Les tribulations de Mohand

Publié le 23 août 2005 Lecture : 6 minutes.

Il faut que je vous raconte l’histoire de Mohand. Vous allez être épatés. Lui et moi on se connaît depuis l’école. Et même depuis le cours préparatoire. Déjà à ce moment-là, c’était un numéro pas ordinaire. Pour commencer, il savait lire. Son oncle, qui l’élevait, était un fana de bandes dessinées. Bien sûr, Mohand avait le droit de les regarder autant qu’il le voulait. Et il a su lire sans avoir appris. Et sans tous ces trucs que nous disait la maîtresse, comme baba ou papa ou tata. C’était plutôt long comme méthode et passablement rasoir. Elle en a d’ailleurs essayé une autre, la globale. Alors là, c’était pire. Nous autres, on était pleins de bonne volonté, seulement on n’y comprenait rien. Pour nous encourager, elle nous lisait des contes. Des histoires d’animaux bizarres. Un chat qui porte des bottes et dit des horreurs aux paysans ou cette affaire d’une petite blonde et de trois ours. Des histoires à dormir debout, oui. L’oncle de Mohand avait une bien meilleure méthode, seulement, lui, il n’était pas instituteur.

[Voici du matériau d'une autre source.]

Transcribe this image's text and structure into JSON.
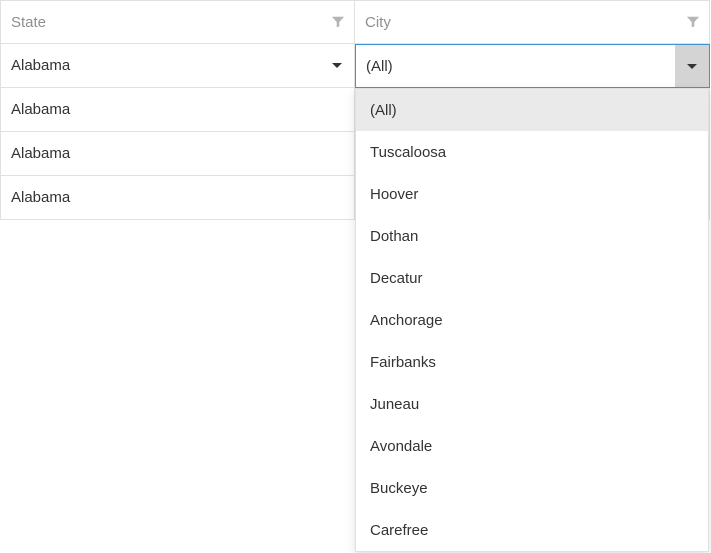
{
  "columns": {
    "state": {
      "header": "State",
      "filter_value": "Alabama"
    },
    "city": {
      "header": "City",
      "filter_value": "(All)"
    }
  },
  "rows": [
    {
      "state": "Alabama"
    },
    {
      "state": "Alabama"
    },
    {
      "state": "Alabama"
    }
  ],
  "city_dropdown": {
    "highlighted": "(All)",
    "items": [
      "(All)",
      "Tuscaloosa",
      "Hoover",
      "Dothan",
      "Decatur",
      "Anchorage",
      "Fairbanks",
      "Juneau",
      "Avondale",
      "Buckeye",
      "Carefree"
    ]
  }
}
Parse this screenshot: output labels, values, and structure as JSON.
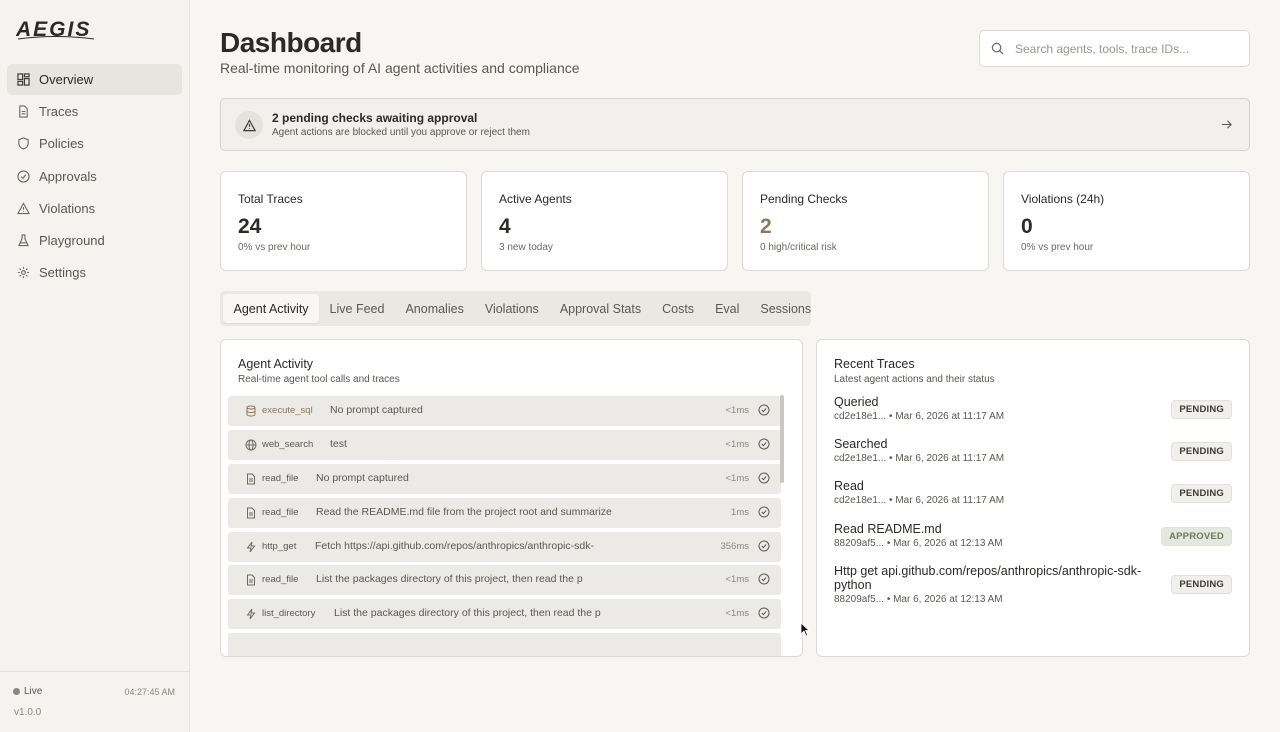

Mohand et moi, on s’est toujours bien entendus. Jusqu’au brevet, on a été inséparables. À ce moment-là, il a choisi l’électricité, et moi, la boulangerie. On a de bons métiers, jamais de morte saison, et les patrons se bousculent pour nous embaucher. Mais Mohand est fidèle à son patron et moi au mien. Dans un quartier, une petite entreprise d’électricité a toujours des clients, et quant à la boulangerie, on n’en connaît pas beaucoup qui déposent le bilan.
Vous vous demandez peut-être d’où Mohand tirait son prénom. Eh bien, il l’avait sorti de son imagination. Ses parents, des Maliens immigrés pour des raisons faciles à comprendre, l’avaient appelé Serge. Mais tous les deux étaient morts dans un accident de voiture quand il avait 3 ou 4 ans. Son oncle maternel, une bonne pâte d’homme, l’avait recueilli et élevé. Avec sa femme, bien entendu. Comme ils n’arrivaient pas à avoir un enfant, ils avaient pris Serge pour un don du ciel. Or, au cours élémentaire, Serge a décidé de changer de prénom. Ça ne dérangeait personne, et surtout pas nous, ses copains.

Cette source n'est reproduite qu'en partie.